4  ÉCONOMIE ET SOCIÉTÉ « LATIFUNDIAIRES « 

 

Le couple institutionnel latifundio-minifundio ne s’est pas seulement manifesté dans la course à l’appropriation des terres. Il définit également un système socio-économique et politique, dont l’Amérique latine rurale ne détient, hélas, pas l’exclusivité.

 

La rationalité du latifundio a eu ses défenseurs, bien entendu, mais elle s’est avérée néfaste pour l’économie des pays respectifs, parce qu’elle a immobilisé d’une manière généralement improductive des surfaces considérables de terres, et parce que les bénéfices des exportations effectuées n’ont favorisé qu’une minorité sociologique, généralement urbaine. Le minifundio a été le réservoir biologique d’une main d’œuvre à bon compte et corvéable à volonté, entraînée à vivre dans la misère et le mépris, assujettie et fixée géographiquement par l’endettement envers le propriétaire du domaine (l’enganche péruvien ou la tienda de raya mexicaine) : il a rendu inutile d’augmenter les salaires (lorsque le salariat a pu se développer) ou le pouvoir d’achat, au-delà d’une certaine limite vitale, et ôté tout espoir de voir se constituer un marché intérieur de producteurs et de consommateurs libres.
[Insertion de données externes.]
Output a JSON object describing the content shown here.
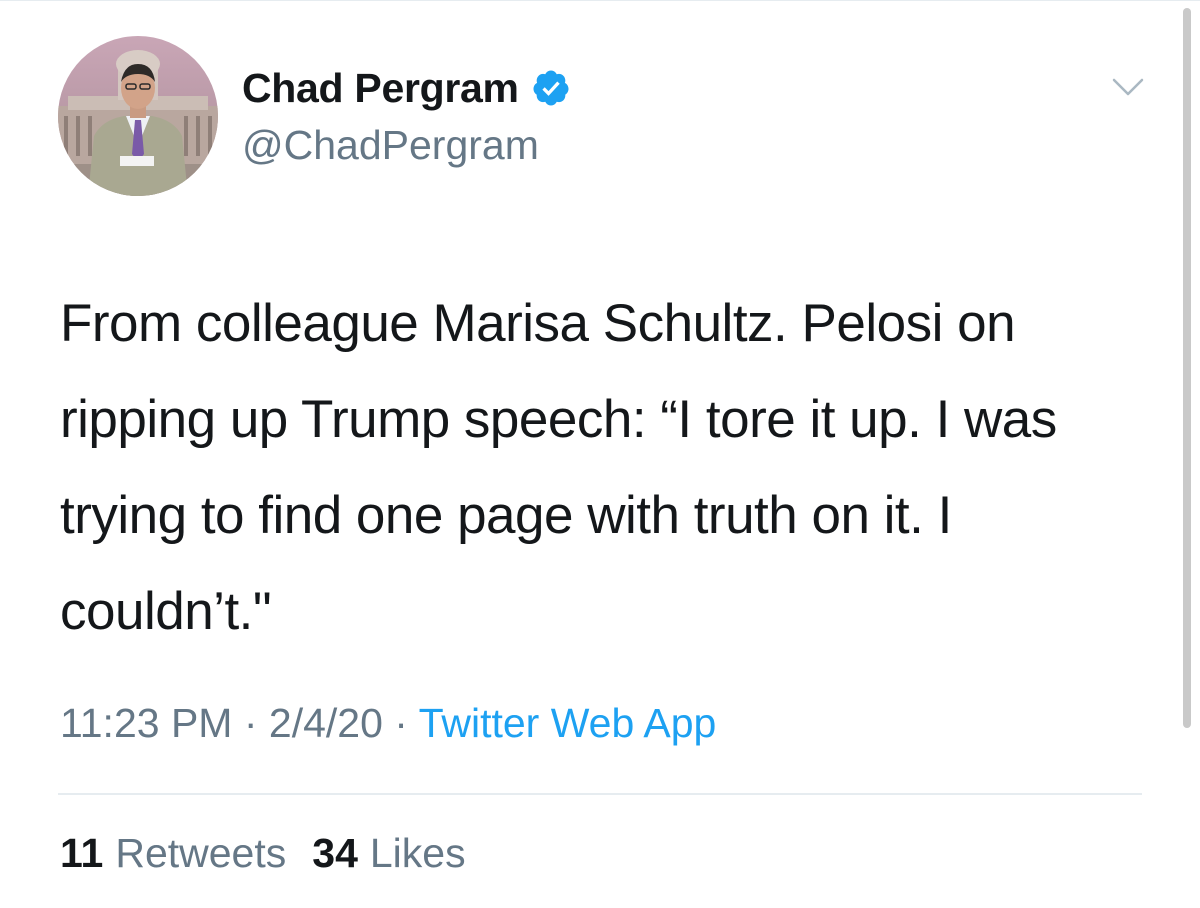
{
  "tweet": {
    "author": {
      "display_name": "Chad Pergram",
      "handle": "@ChadPergram",
      "avatar_icon": "profile-photo",
      "verified_icon": "verified-badge-icon"
    },
    "menu_icon": "chevron-down-icon",
    "text": "From colleague Marisa Schultz. Pelosi on ripping up Trump speech: “I tore it up. I was trying to find one page with truth on it. I couldn’t.\"",
    "time": "11:23 PM",
    "separator": " · ",
    "date": "2/4/20",
    "source": "Twitter Web App",
    "retweets": {
      "count": "11",
      "label": "Retweets"
    },
    "likes": {
      "count": "34",
      "label": "Likes"
    }
  },
  "colors": {
    "text": "#14171a",
    "secondary": "#657786",
    "accent": "#1da1f2",
    "divider": "#e6ecf0"
  }
}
Le racisme à l’encontre des populations indiennes a donc, indiscutablement, sa contrepartie sur le plan de l’économie. Ce sont quelques-uns des obstacles majeurs à la modernisation économique du continent latino-américain.

 

Par ailleurs, et ce n’est pas le moins important, l’hacienda et ses dépendances sont des lieux où, bien souvent à l’abri de la conjoncture économique et politique, le pouvoir du propriétaire devenu cacique peut s’exercer « en toute liberté «. Certaines haciendas ont pu créer un système réglementaire, une police, des milices, et même une monnaie propre, différents de ceux de l’État. En renouant avec l’« absolutisme local « de la période coloniale, le couple institutionnel latifundio-minifundio empêche donc incontestablement la démocratisation réelle de la vie politique latino-américaine.

 

Le xixe siècle latino-américain est ainsi le témoin du renforcement d’une institution qui a encore démontré, au xxe siècle, son énorme capacité de résistance aux réformes agraires successives.